Additionally, PITX2, of the pituitary homeobox (Pitx) family, has a critical role in organ morphogenesis and AF maintenance which is related to short stature homeobox 2 (Shox2) [30]. Pitx2 is expressed in the LA and the pulmonary vein, which is considered a substrate and trigger for AF maintenance respectively. However, several experimental data indicate a trend that PITX2 gene expression is silenced during aging in LA samples, suggesting genetic evidence for gene silencing for increased AF susceptibility [30, 31]. Then, miRNAs function analysis and a genomic approach showed that miR-17-92 and miR-106b-25 were associated with Pitx2 expression regulation and are implicated in human AF susceptibility [31]. To reveal relationships between genetic variants and the risk of ischemic stroke, Malik’s group studied PITX2 and ZFHX3 genes and found a significant association with cardioembolic stroke (CE) in a meta-analysis [31, 32]. Similarly, in a genome-wide association study using clinical samples from paroxysmal or persistent AF patients, ZFHX3 was significantly associated with LA enlargement and persistent AF and subsequently with ablation outcomes [33]. Correspondingly, Choi’s group found a significant association between top susceptibility loci (chromosomes 4q25 [PITX2], 16q22 [ZFHX3]) and AF recurrence after ablation in a Korean population, despite no top single nucleotide polymorphisms (SNPs) that predicted clinical recurrence after catheter ablation [34]. A regulatory role for PDZK1IP1 (MAP17) in reactive oxygen species production has been confirmed and is considered as a marker for increased oxidative stress and may be a new therapeutic target [35]. and recent research suggests a potential role for ions channels regulation, linked to the Na+/H+ exchanger 3 and A-kinase anchor protein 2/protein kinase A pathway [36]. However, ZNF566 plays a central role in heart regeneration and repair, and endocardial and epicardial epithelial to mesenchymal transitions [37, 38].

Research suggests potential beneficial effects of miRNA transformation therapy vectored by adenovirus, plasmid, and lentivirus for AF therapy [39]. We found that miR-27a-3p, miR-27b-3p, and miR-494-3p were co-DEGs and may be potential biomarkers of AF-related stroke.
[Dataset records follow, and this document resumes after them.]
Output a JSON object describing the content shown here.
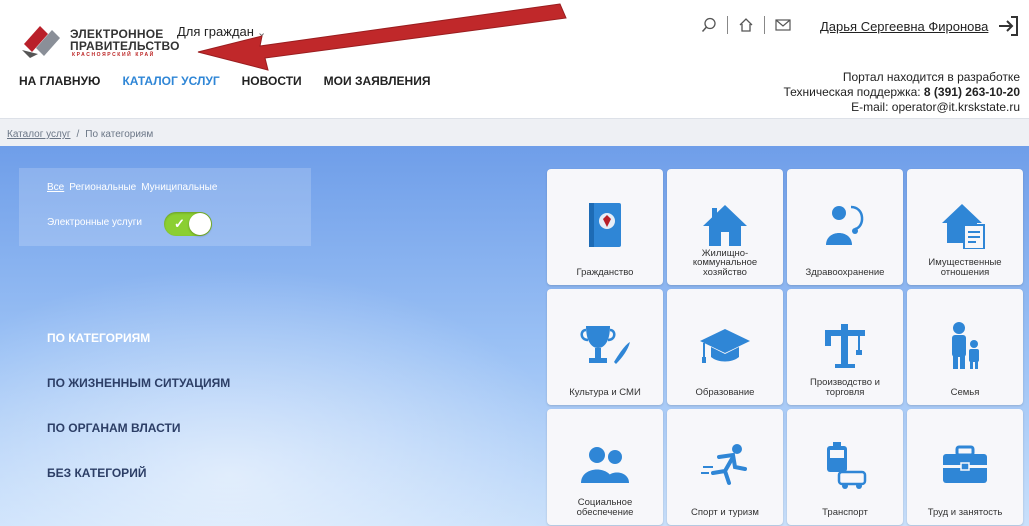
{
  "header": {
    "logo": {
      "line1": "ЭЛЕКТРОННОЕ",
      "line2": "ПРАВИТЕЛЬСТВО",
      "line3": "КРАСНОЯРСКИЙ КРАЙ"
    },
    "audience_label": "Для граждан",
    "icons": [
      "search-icon",
      "home-icon",
      "mail-icon"
    ],
    "user_name": "Дарья Сергеевна Фиронова",
    "nav": [
      {
        "label": "НА ГЛАВНУЮ"
      },
      {
        "label": "КАТАЛОГ УСЛУГ"
      },
      {
        "label": "НОВОСТИ"
      },
      {
        "label": "МОИ ЗАЯВЛЕНИЯ"
      }
    ],
    "support": {
      "line1": "Портал находится в разработке",
      "phone_label": "Техническая поддержка: ",
      "phone": "8 (391) 263-10-20",
      "email": "E-mail: operator@it.krskstate.ru"
    }
  },
  "breadcrumb": {
    "link": "Каталог услуг",
    "separator": "/",
    "current": "По категориям"
  },
  "filter": {
    "tabs": [
      {
        "label": "Все"
      },
      {
        "label": "Региональные"
      },
      {
        "label": "Муниципальные"
      }
    ],
    "toggle_label": "Электронные услуги",
    "toggle_on": true
  },
  "left_menu": [
    {
      "label": "ПО КАТЕГОРИЯМ"
    },
    {
      "label": "ПО ЖИЗНЕННЫМ СИТУАЦИЯМ"
    },
    {
      "label": "ПО ОРГАНАМ ВЛАСТИ"
    },
    {
      "label": "БЕЗ КАТЕГОРИЙ"
    }
  ],
  "categories": [
    {
      "label": "Гражданство",
      "icon": "passport-icon"
    },
    {
      "label": "Жилищно-коммунальное хозяйство",
      "icon": "house-icon"
    },
    {
      "label": "Здравоохранение",
      "icon": "doctor-icon"
    },
    {
      "label": "Имущественные отношения",
      "icon": "property-icon"
    },
    {
      "label": "Культура и СМИ",
      "icon": "trophy-icon"
    },
    {
      "label": "Образование",
      "icon": "graduation-cap-icon"
    },
    {
      "label": "Производство и торговля",
      "icon": "crane-icon"
    },
    {
      "label": "Семья",
      "icon": "family-icon"
    },
    {
      "label": "Социальное обеспечение",
      "icon": "people-icon"
    },
    {
      "label": "Спорт и туризм",
      "icon": "runner-icon"
    },
    {
      "label": "Транспорт",
      "icon": "transport-icon"
    },
    {
      "label": "Труд и занятость",
      "icon": "briefcase-icon"
    }
  ],
  "colors": {
    "accent": "#2f86d6",
    "toggle_on": "#8bcf32",
    "arrow": "#c0282a",
    "icon_blue": "#2f86d6"
  }
}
Interestingly, Vegter’s group compared heart failure-specific circulating miRNAs in 114 heart failure patients with/without different manifestations of atherosclerotic disease, and reported that miR-18a-5p, miR-27a-3p, miR-199a-3p, miR-223-3p and miR-652-3p abundance were associated with atherosclerosis and cardiovascular-related rehospitalizations [40]. Similarly, Marques and colleagues found that several miRNAs involved in let-7b-5p, let-7c-5p, let-7e-5p, miR-122-5p, and miR-21-5p, and absorbed miR-16-5p, miR-17-5p, miR-27a-3p, and miR-27b-3p are target pathways related to heart failure and considered to be potential biomarkers [41]. In contrast, expression of miR-27b-3p is significantly related to embryonic myogenesis and protein synthesis but miR-494-3p expression is associated with cerebral blood supply and functional recovery in a rat stroke model according to cerebral cortical miRNA profile changes [42, 43].
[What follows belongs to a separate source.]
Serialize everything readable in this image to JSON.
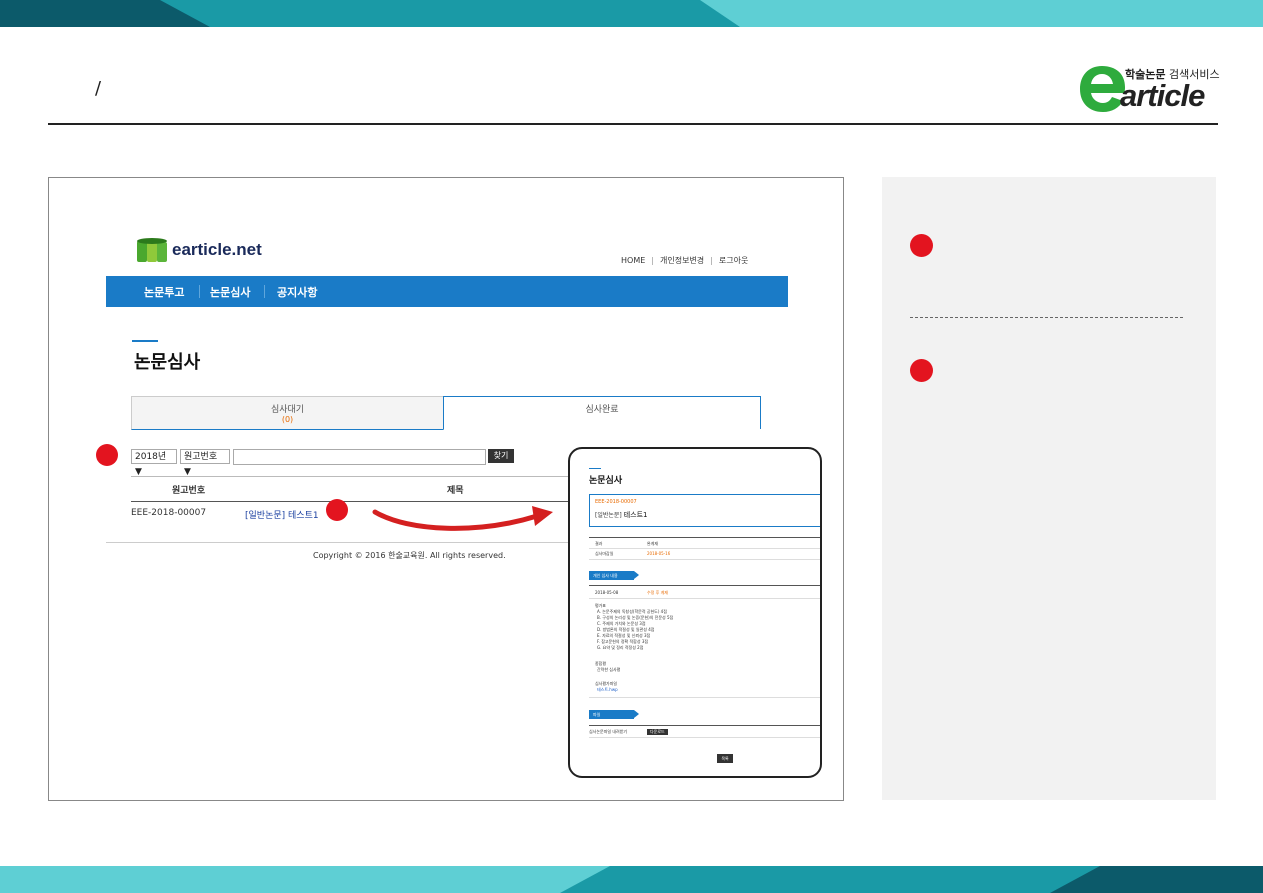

The hub-genes of LRRK2, CALM1, CXCR4, TLR4, CTNNB1, CXCR2, KIT, and IL1B may be associated with AF recurrence and maintenance and CD19, FGF9, SOX9, GNGT1, and NOG may be associated with stroke. Additionally, co-DEGs of ZNF566, PDZK1IP1, ZFHX3, and PITX2 link AF and stroke. Finally, the top 5 miRNAs for each co-DEGs may be potential biomarkers or therapeutic targets for AF-stroke, especially miR-27a-3p, miR-27b-3p, and miR-494-3p. Thus, there is an association between AF and stroke, and expression of ZNF566, PDZK1IP1, ZFHX3, and PITX2 genes favor AF-related stroke.


Several limitations still detected in our study. First, this study is a microarray analysis that all the results based on gene expression value. However, owing to gene expression may be not directly equivalent to protein expression, the biomarkers of this study should consider as gene, not in protein. In application, assay of PCR and microarray chip may be better for accessing the risk of AF-related stroke. Second, validation should be carried out both in vitro, in vivo and clinical trials. However, as of now the techniques of in vivo or in vitro models for AF and stroke was immature. And the larger, prospective clinical studies may be better to validate our results to some extent.